A Final Note on Estonia's I-Voting

The Estonian Internet voting trail has ended and the government has posted a series of PowerPoint presentations about the trial. The first PowerPoint presentation gives an overview of the electoral system in Estonia. Here, several facets of the electoral process are quite interesting.

  • Elections to the Presidency, the national parliament, and the European Parliament are on different schedules. The President serves a 5-year term but the national parliament is on a 4-year term.
  • There is a clear governance structure at the National, county, and polling station levels for overseeing the elections. (Also, Estonia has about 650 polling places, or about 8 times fewer than exist in Los Angeles County).
  • Estonians disenfranchise individuals in prison and also seem to have a form of felony disenfranchisement, but it is discretionary, not compulsory.

Procedurally, the election is different as well.

  • Critically, the state registers voters. Voters are sent their polling place cards 20 days before the election.
  • The state does early voting, but much more broadly than we do on the U.S. For the 13th-9th days before the election, there is one early voting site per county.
  • For the 6th-4th days before the election, every polling place is open for early voting!
  • Voters can also vote outside their polling place of residence in early voting.
  • Internet voting was allowed during the advanced voting period.

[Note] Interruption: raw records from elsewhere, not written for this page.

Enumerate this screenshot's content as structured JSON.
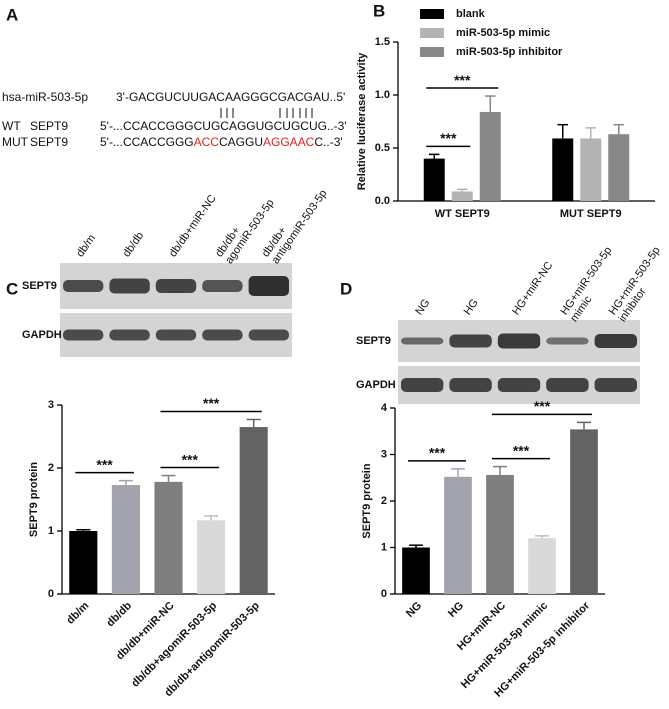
{
  "sequence_panel": {
    "panel": "A",
    "mirna_name": "hsa-miR-503-5p",
    "mirna_seq": "3'-GACGUCUUGACAAGGGCGACGAU..5'",
    "wt_label": "WT",
    "wt_gene": "SEPT9",
    "wt_seq": "5'-...CCACCGGGCUGCAGGUGCUGCUG..-3'",
    "mut_label": "MUT",
    "mut_gene": "SEPT9",
    "mut_seq": [
      {
        "text": "5'-...CCACCGGG",
        "color": "#111111"
      },
      {
        "text": "ACC",
        "color": "#e8211d"
      },
      {
        "text": "CAGGU",
        "color": "#111111"
      },
      {
        "text": "AGGAAC",
        "color": "#e8211d"
      },
      {
        "text": "C..-3'",
        "color": "#111111"
      }
    ]
  },
  "blots": [
    {
      "rows": [
        "SEPT9",
        "GAPDH"
      ],
      "lanes": [
        [
          "db/m"
        ],
        [
          "db/db"
        ],
        [
          "db/db+miR-NC"
        ],
        [
          "db/db+",
          "agomiR-503-5p"
        ],
        [
          "db/db+",
          "antigomiR-503-5p"
        ]
      ]
    },
    {
      "rows": [
        "SEPT9",
        "GAPDH"
      ],
      "lanes": [
        [
          "NG"
        ],
        [
          "HG"
        ],
        [
          "HG+miR-NC"
        ],
        [
          "HG+miR-503-5p",
          "mimic"
        ],
        [
          "HG+miR-503-5p",
          "inhibitor"
        ]
      ]
    }
  ],
  "chart_data": [
    {
      "type": "bar",
      "panel": "B",
      "ylabel": "Relative luciferase activity",
      "categories": [
        "WT SEPT9",
        "MUT SEPT9"
      ],
      "series": [
        {
          "name": "blank",
          "color": "#000000",
          "values": [
            0.4,
            0.59
          ],
          "errors": [
            0.04,
            0.13
          ]
        },
        {
          "name": "miR-503-5p mimic",
          "color": "#b3b3b3",
          "values": [
            0.09,
            0.59
          ],
          "errors": [
            0.02,
            0.1
          ]
        },
        {
          "name": "miR-503-5p inhibitor",
          "color": "#878787",
          "values": [
            0.84,
            0.63
          ],
          "errors": [
            0.15,
            0.09
          ]
        }
      ],
      "ylim": [
        0,
        1.5
      ],
      "yticks": [
        {
          "value": 0,
          "label": "0.0"
        },
        0.5,
        {
          "value": 1,
          "label": "1.0"
        },
        1.5
      ],
      "significance": [
        {
          "category": 0,
          "from": 0,
          "to": 1,
          "label": "***"
        },
        {
          "category": 0,
          "from": 0,
          "to": 2,
          "label": "***"
        }
      ]
    },
    {
      "type": "bar",
      "panel": "C",
      "ylabel": "SEPT9 protein",
      "categories": [
        "db/m",
        "db/db",
        "db/db+miR-NC",
        "db/db+agomiR-503-5p",
        "db/db+antigomiR-503-5p"
      ],
      "values": [
        1.0,
        1.73,
        1.78,
        1.17,
        2.65
      ],
      "errors": [
        0.02,
        0.07,
        0.1,
        0.07,
        0.12
      ],
      "colors": [
        "#000000",
        "#a3a3ad",
        "#7f7f7f",
        "#d9d9d9",
        "#636363"
      ],
      "ylim": [
        0,
        3
      ],
      "yticks": [
        0,
        1,
        2,
        3
      ],
      "significance": [
        {
          "from": 0,
          "to": 1,
          "label": "***"
        },
        {
          "from": 2,
          "to": 3,
          "label": "***"
        },
        {
          "from": 2,
          "to": 4,
          "label": "***"
        }
      ]
    },
    {
      "type": "bar",
      "panel": "D",
      "ylabel": "SEPT9 protein",
      "categories": [
        "NG",
        "HG",
        "HG+miR-NC",
        "HG+miR-503-5p mimic",
        "HG+miR-503-5p inhibitor"
      ],
      "values": [
        1.0,
        2.52,
        2.56,
        1.2,
        3.54
      ],
      "errors": [
        0.05,
        0.17,
        0.18,
        0.05,
        0.15
      ],
      "colors": [
        "#000000",
        "#a3a3ad",
        "#7f7f7f",
        "#d9d9d9",
        "#636363"
      ],
      "ylim": [
        0,
        4
      ],
      "yticks": [
        0,
        1,
        2,
        3,
        4
      ],
      "significance": [
        {
          "from": 0,
          "to": 1,
          "label": "***"
        },
        {
          "from": 2,
          "to": 3,
          "label": "***"
        },
        {
          "from": 2,
          "to": 4,
          "label": "***"
        }
      ]
    }
  ]
}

The second PowerPoint presentation examined the Internet voting system used in the election. We reviewed this in a previous blog entry, but it would likely be of interest to those who want to know what a very high-level Internet voting architecture description looks like.

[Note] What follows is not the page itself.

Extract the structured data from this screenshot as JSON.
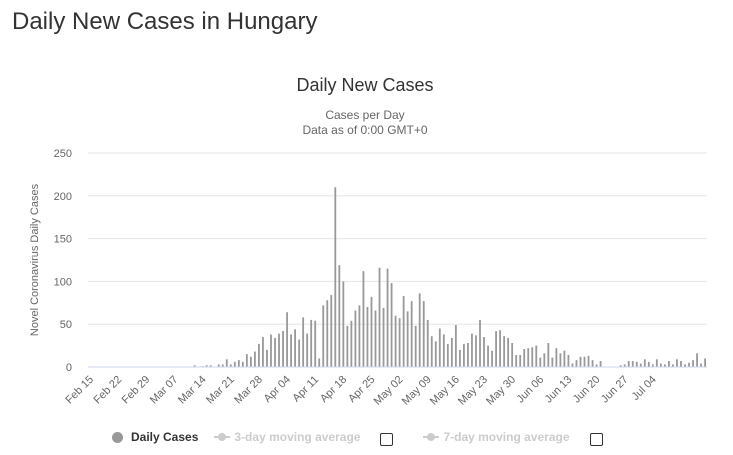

The final PowerPoint examines e-voting in Estonia from a social and legal perspective. Several findings are quite interesting.

  • First, the penetration of the Internet in Estonia is not as high as it is in the U.S. 41% of Estonian households have a computer, with 82% of these computers connected to the Internet. By contrast, 61% of households in the US have computers and 88 percent of those computers are internet-connected.
  • Not surprisingly, support for e-voting is highest among those who use the Internet daily and lowest among those who do not use the Internet. Only 13 percent of Internet users are against e-voting, compared to 26 percent of non-Internet users.
  • A survey of Estonians in both 2004 and 2005 found that support for poll site voting declined from 2004 to 2005. However, those who were sure they would prefer to e-vote stayed the same. (The switch was in two questions giving both options but preference for one over the other. There e-voting scored well in direct comparison to poll site voting).
  • Internet voting has very high support (64-66 percent) from those 15-34, but poll site voting has similar support (64-72 percent) from those 50 to 74.